Grey marketing occurs when an importer buys a product and rather than selling it in an agreed
low-price country, sells it in other geographic markets to take advantage of price differences.
For example, in some South eastern countries widely used PC software is sold at a fraction of
original software prices.
Differences in price charged in different countries for an identical brand is a growing concern.
Price differences are the outcome of strength of demand, the complexity of distribution system,
and the differences in taxes. Internet and other means have made it easy for consumers to learn
about the price differentials, this makes the job of resellers quite complex. An exporter may
quote prices in seller’s country currency or that of buyer. Quoting prices in buyer’s currency
entails the risk of its decline and the exporter or importer may suffer a loss.

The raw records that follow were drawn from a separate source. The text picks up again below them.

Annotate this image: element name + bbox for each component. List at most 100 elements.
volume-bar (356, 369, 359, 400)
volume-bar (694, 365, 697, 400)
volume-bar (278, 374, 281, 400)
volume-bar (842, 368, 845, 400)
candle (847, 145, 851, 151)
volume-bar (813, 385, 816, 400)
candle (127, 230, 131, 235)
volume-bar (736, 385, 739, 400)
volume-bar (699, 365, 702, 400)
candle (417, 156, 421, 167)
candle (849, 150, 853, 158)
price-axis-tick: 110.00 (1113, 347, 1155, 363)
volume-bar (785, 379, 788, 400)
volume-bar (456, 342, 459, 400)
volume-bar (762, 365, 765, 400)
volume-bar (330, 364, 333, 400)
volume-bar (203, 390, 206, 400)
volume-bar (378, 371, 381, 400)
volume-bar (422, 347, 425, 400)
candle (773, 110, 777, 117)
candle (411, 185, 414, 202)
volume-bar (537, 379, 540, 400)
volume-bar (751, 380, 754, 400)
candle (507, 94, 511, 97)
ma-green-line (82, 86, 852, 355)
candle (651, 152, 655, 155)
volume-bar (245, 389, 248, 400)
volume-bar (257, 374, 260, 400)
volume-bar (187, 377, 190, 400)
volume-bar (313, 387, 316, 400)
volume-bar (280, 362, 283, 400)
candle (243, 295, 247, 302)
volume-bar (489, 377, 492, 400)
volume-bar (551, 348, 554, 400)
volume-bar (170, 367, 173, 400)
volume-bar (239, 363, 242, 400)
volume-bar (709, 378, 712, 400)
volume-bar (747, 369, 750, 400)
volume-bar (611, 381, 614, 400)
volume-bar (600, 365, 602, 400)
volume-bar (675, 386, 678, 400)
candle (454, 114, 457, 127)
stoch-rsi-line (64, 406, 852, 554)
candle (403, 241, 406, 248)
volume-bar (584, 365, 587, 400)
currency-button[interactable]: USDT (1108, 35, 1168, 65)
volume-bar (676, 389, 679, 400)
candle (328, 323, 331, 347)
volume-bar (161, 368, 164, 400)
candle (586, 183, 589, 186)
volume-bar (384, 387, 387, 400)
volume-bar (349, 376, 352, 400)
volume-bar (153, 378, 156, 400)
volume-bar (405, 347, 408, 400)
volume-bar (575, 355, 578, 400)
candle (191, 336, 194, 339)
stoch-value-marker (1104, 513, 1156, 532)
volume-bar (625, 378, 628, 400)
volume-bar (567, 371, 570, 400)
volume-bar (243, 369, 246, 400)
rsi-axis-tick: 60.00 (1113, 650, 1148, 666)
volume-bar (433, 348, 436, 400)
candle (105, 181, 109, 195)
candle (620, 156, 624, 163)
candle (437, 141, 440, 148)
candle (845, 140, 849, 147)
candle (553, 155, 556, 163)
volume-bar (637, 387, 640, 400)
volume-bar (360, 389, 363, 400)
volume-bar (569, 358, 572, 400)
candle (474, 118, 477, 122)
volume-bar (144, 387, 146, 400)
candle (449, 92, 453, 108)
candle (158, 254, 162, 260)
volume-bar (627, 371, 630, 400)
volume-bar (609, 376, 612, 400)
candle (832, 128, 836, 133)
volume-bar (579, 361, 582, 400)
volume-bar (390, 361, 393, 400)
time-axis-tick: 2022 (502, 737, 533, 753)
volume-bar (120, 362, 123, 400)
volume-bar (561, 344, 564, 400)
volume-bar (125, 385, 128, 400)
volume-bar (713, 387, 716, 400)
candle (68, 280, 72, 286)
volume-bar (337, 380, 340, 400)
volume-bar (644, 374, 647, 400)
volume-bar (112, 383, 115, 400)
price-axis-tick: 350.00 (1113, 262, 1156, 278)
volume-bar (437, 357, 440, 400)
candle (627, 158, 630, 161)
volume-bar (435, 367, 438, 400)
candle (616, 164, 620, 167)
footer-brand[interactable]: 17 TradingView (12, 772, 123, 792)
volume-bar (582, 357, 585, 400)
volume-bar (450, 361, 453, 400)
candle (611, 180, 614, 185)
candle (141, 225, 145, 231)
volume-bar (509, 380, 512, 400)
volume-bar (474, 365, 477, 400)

An alternative to currency pricing is engaging in counter trade or barter. Instead of making any
payments in either county’s currency, the buyer foreign country arranges to trade in domestically
produced products in exchange for imported goods. This may happen for two reasons: (1) less
developed countries may not have reasonably stable currency, often called “hard” currency to
buy necessary capital goods, such as equipment and trade in less sophisticated domestically
produced goods such as coffee, timber, food grains, or oil, or (2) a country lacks marketing
infrastructure to encourage international trade. Counter trade is associated with less developed
economies; it is typical of some high-value business-to-business international trade.